Umbraco Granular User Permissions

What is it?

Granular User Permissions allow you to create custom permission controls for specific entity types in Umbraco. Unlike general entity permissions that apply to all instances, granular permissions can be configured per-entity, allowing fine-grained access control. This is commonly used for document permissions where different users can have different permissions on different content nodes.

Documentation

Always fetch the latest docs before implementing:

• Foundation: https://docs.umbraco.com/umbraco-cms/customizing/foundation

• Extension Registry: https://docs.umbraco.com/umbraco-cms/customizing/extending-overview/extension-registry

• User Permissions: https://docs.umbraco.com/umbraco-cms/customizing/extending-overview/extension-types

Reference Example

The Umbraco source includes a working example:

Location: /Umbraco-CMS/src/Umbraco.Web.UI.Client/examples/user-permission/

This example demonstrates granular user permission implementation.
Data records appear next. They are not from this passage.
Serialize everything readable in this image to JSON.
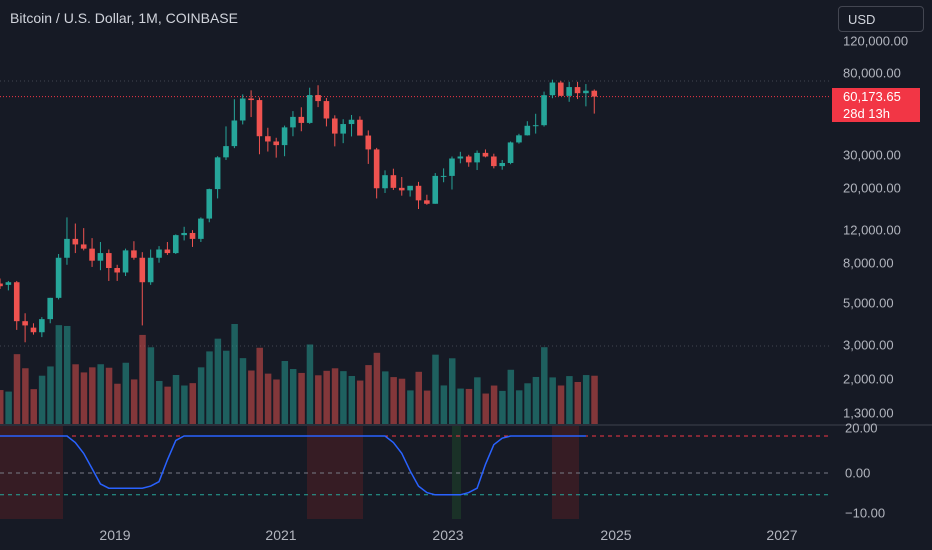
{
  "header": {
    "title": "Bitcoin / U.S. Dollar, 1M, COINBASE",
    "currency": "USD"
  },
  "price_badge": {
    "price": "60,173.65",
    "countdown": "28d 13h"
  },
  "price_axis": [
    "120,000.00",
    "80,000.00",
    "30,000.00",
    "20,000.00",
    "12,000.00",
    "8,000.00",
    "5,000.00",
    "3,000.00",
    "2,000.00",
    "1,300.00"
  ],
  "indicator_axis": [
    "20.00",
    "0.00",
    "−10.00"
  ],
  "time_axis": [
    "2019",
    "2021",
    "2023",
    "2025",
    "2027"
  ],
  "colors": {
    "up": "#26a69a",
    "down": "#ef5350",
    "indicator": "#2962ff",
    "last_price_line": "#f23645"
  },
  "chart_data": {
    "type": "candlestick",
    "title": "Bitcoin / U.S. Dollar, 1M, COINBASE",
    "scale": "log",
    "ylim": [
      1300,
      120000
    ],
    "last_price": 60173.65,
    "candles_ohlc": [
      [
        6300,
        6700,
        5900,
        6100
      ],
      [
        6200,
        6500,
        5800,
        6400
      ],
      [
        6400,
        6500,
        3600,
        4000
      ],
      [
        4000,
        4400,
        3100,
        3800
      ],
      [
        3700,
        3900,
        3400,
        3500
      ],
      [
        3500,
        4200,
        3300,
        4100
      ],
      [
        4100,
        5300,
        3900,
        5300
      ],
      [
        5300,
        9000,
        5200,
        8600
      ],
      [
        8600,
        14000,
        7900,
        10800
      ],
      [
        10800,
        13000,
        9100,
        10100
      ],
      [
        10100,
        12300,
        9400,
        9600
      ],
      [
        9600,
        10900,
        7700,
        8300
      ],
      [
        8300,
        10400,
        7400,
        9100
      ],
      [
        9100,
        9500,
        6500,
        7600
      ],
      [
        7600,
        7900,
        6500,
        7200
      ],
      [
        7200,
        9600,
        6900,
        9400
      ],
      [
        9400,
        10500,
        8400,
        8600
      ],
      [
        8600,
        9200,
        3800,
        6400
      ],
      [
        6400,
        9500,
        6200,
        8600
      ],
      [
        8600,
        9900,
        8100,
        9500
      ],
      [
        9500,
        10400,
        8900,
        9100
      ],
      [
        9100,
        11400,
        9000,
        11300
      ],
      [
        11300,
        12500,
        10600,
        11600
      ],
      [
        11600,
        12000,
        9800,
        10800
      ],
      [
        10800,
        14000,
        10400,
        13800
      ],
      [
        13800,
        19800,
        13200,
        19700
      ],
      [
        19700,
        29300,
        17600,
        28900
      ],
      [
        28900,
        42000,
        28000,
        33100
      ],
      [
        33100,
        58300,
        32300,
        45100
      ],
      [
        45100,
        61800,
        43000,
        58800
      ],
      [
        58800,
        64900,
        47000,
        57700
      ],
      [
        57700,
        59500,
        30000,
        37300
      ],
      [
        37300,
        41300,
        31000,
        35000
      ],
      [
        35000,
        36600,
        28800,
        33500
      ],
      [
        33500,
        42400,
        29300,
        41500
      ],
      [
        41500,
        50500,
        37300,
        47100
      ],
      [
        47100,
        52900,
        39600,
        43800
      ],
      [
        43800,
        67000,
        43300,
        61300
      ],
      [
        61300,
        69000,
        53000,
        57000
      ],
      [
        57000,
        59200,
        42000,
        46200
      ],
      [
        46200,
        48000,
        33000,
        38500
      ],
      [
        38500,
        45800,
        34300,
        43200
      ],
      [
        43200,
        48200,
        37200,
        45500
      ],
      [
        45500,
        47400,
        37700,
        37600
      ],
      [
        37600,
        40000,
        26700,
        31800
      ],
      [
        31800,
        32400,
        17600,
        19900
      ],
      [
        19900,
        24700,
        18800,
        23300
      ],
      [
        23300,
        25200,
        19500,
        20000
      ],
      [
        20000,
        22800,
        18200,
        19400
      ],
      [
        19400,
        20400,
        18000,
        20500
      ],
      [
        20500,
        21500,
        15500,
        17200
      ],
      [
        17200,
        18400,
        16300,
        16500
      ],
      [
        16500,
        23900,
        16500,
        23100
      ],
      [
        23100,
        25300,
        21400,
        23100
      ],
      [
        23100,
        29200,
        19600,
        28500
      ],
      [
        28500,
        30900,
        26900,
        29200
      ],
      [
        29200,
        29800,
        25800,
        27200
      ],
      [
        27200,
        31400,
        24800,
        30500
      ],
      [
        30500,
        31800,
        28900,
        29200
      ],
      [
        29200,
        30200,
        25300,
        26000
      ],
      [
        26000,
        28000,
        24900,
        27000
      ],
      [
        27000,
        35000,
        26600,
        34600
      ],
      [
        34600,
        38400,
        34100,
        37700
      ],
      [
        37700,
        44700,
        37600,
        42300
      ],
      [
        42300,
        48900,
        38500,
        42600
      ],
      [
        42600,
        63900,
        41900,
        61200
      ],
      [
        61200,
        73800,
        59000,
        71300
      ],
      [
        71300,
        72800,
        60800,
        60700
      ],
      [
        60700,
        71900,
        56500,
        67500
      ],
      [
        67500,
        71900,
        58400,
        62700
      ],
      [
        62700,
        70000,
        53500,
        64600
      ],
      [
        64600,
        65600,
        49000,
        60200
      ]
    ],
    "volume_direction": "matches candle color",
    "indicator": {
      "type": "line",
      "ylim": [
        -10,
        20
      ],
      "upper_band": 17,
      "zero_line": 0,
      "lower_band": -10,
      "values": [
        17,
        17,
        17,
        17,
        17,
        17,
        17,
        17,
        17,
        14,
        9,
        2,
        -5,
        -7,
        -7,
        -7,
        -7,
        -7,
        -6,
        -4,
        6,
        15,
        17,
        17,
        17,
        17,
        17,
        17,
        17,
        17,
        17,
        17,
        17,
        17,
        17,
        17,
        17,
        17,
        17,
        17,
        17,
        17,
        17,
        17,
        17,
        17,
        17,
        14,
        9,
        1,
        -6,
        -9,
        -10,
        -10,
        -10,
        -10,
        -9,
        -7,
        4,
        13,
        16,
        17,
        17,
        17,
        17,
        17,
        17,
        17,
        17,
        17,
        17
      ]
    }
  }
}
Study this for production patterns.

Related Foundation Skills

Conditions: When controlling permission visibility

• Reference skill: umbraco-conditions

Context API: When accessing user or workspace context

• Reference skill: umbraco-context-api

Workflow

• Fetch docs - Use WebFetch on the URLs above

• Ask questions - What entity type? What permissions? What schema type?

• Generate files - Create manifest + element based on latest docs

• Explain - Show what was created and how to test

Minimal Examples

Manifest (manifests.ts)

import type { ManifestGranularUserPermission } from '@umbraco-cms/backoffice/user-permission';

export const manifests: Array<ManifestGranularUserPermission> = [ { type: 'userGranularPermission', alias: 'My.GranularPermission.Custom', name: 'Custom Granular Permission', weight: 100, forEntityTypes: ['my-entity-type'], element: () => import('./my-granular-permission.element.js'), meta: { schemaType: 'MyPermissionPresentationModel', label: 'Custom Permissions', description: 'Configure custom permissions for this entity', }, }, ];

Element Implementation (my-granular-permission.element.ts)

import { html, customElement, property, state } from '@umbraco-cms/backoffice/external/lit'; import { UmbLitElement } from '@umbraco-cms/backoffice/lit-element';

@customElement('my-granular-permission') export class MyGranularPermissionElement extends UmbLitElement { @property({ attribute: false }) value: unknown;

@state() private _permissions: string[] = [];

override render() { return html <uui-box headline="Custom Permissions"> <uui-checkbox label="Can Edit" @change=${(e: Event) => this.#onPermissionChange('edit', (e.target as HTMLInputElement).checked)} ></uui-checkbox> <uui-checkbox label="Can Delete" @change=${(e: Event) => this.#onPermissionChange('delete', (e.target as HTMLInputElement).checked)} ></uui-checkbox> </uui-box> ; }

#onPermissionChange(permission: string, enabled: boolean) { if (enabled) { this._permissions = [...this._permissions, permission]; } else { this._permissions = this._permissions.filter(p => p !== permission); } this.dispatchEvent(new CustomEvent('change', { detail: { permissions: this._permissions } })); } }

export default MyGranularPermissionElement;

Interface Reference

interface ManifestGranularUserPermission extends ManifestElement { type: 'userGranularPermission'; forEntityTypes?: Array<string>; meta: MetaGranularUserPermission; }

interface MetaGranularUserPermission { schemaType: string; // API schema type for serialization label?: string; // Display label (can use localization key) labelKey?: string; // Localization key for label description?: string; // Description text descriptionKey?: string; // Localization key for description }

Common Entity Types

• document

• Content nodes

• media

• Media items

• member

• Members

That's it! Always fetch fresh docs, keep examples minimal, generate complete working code.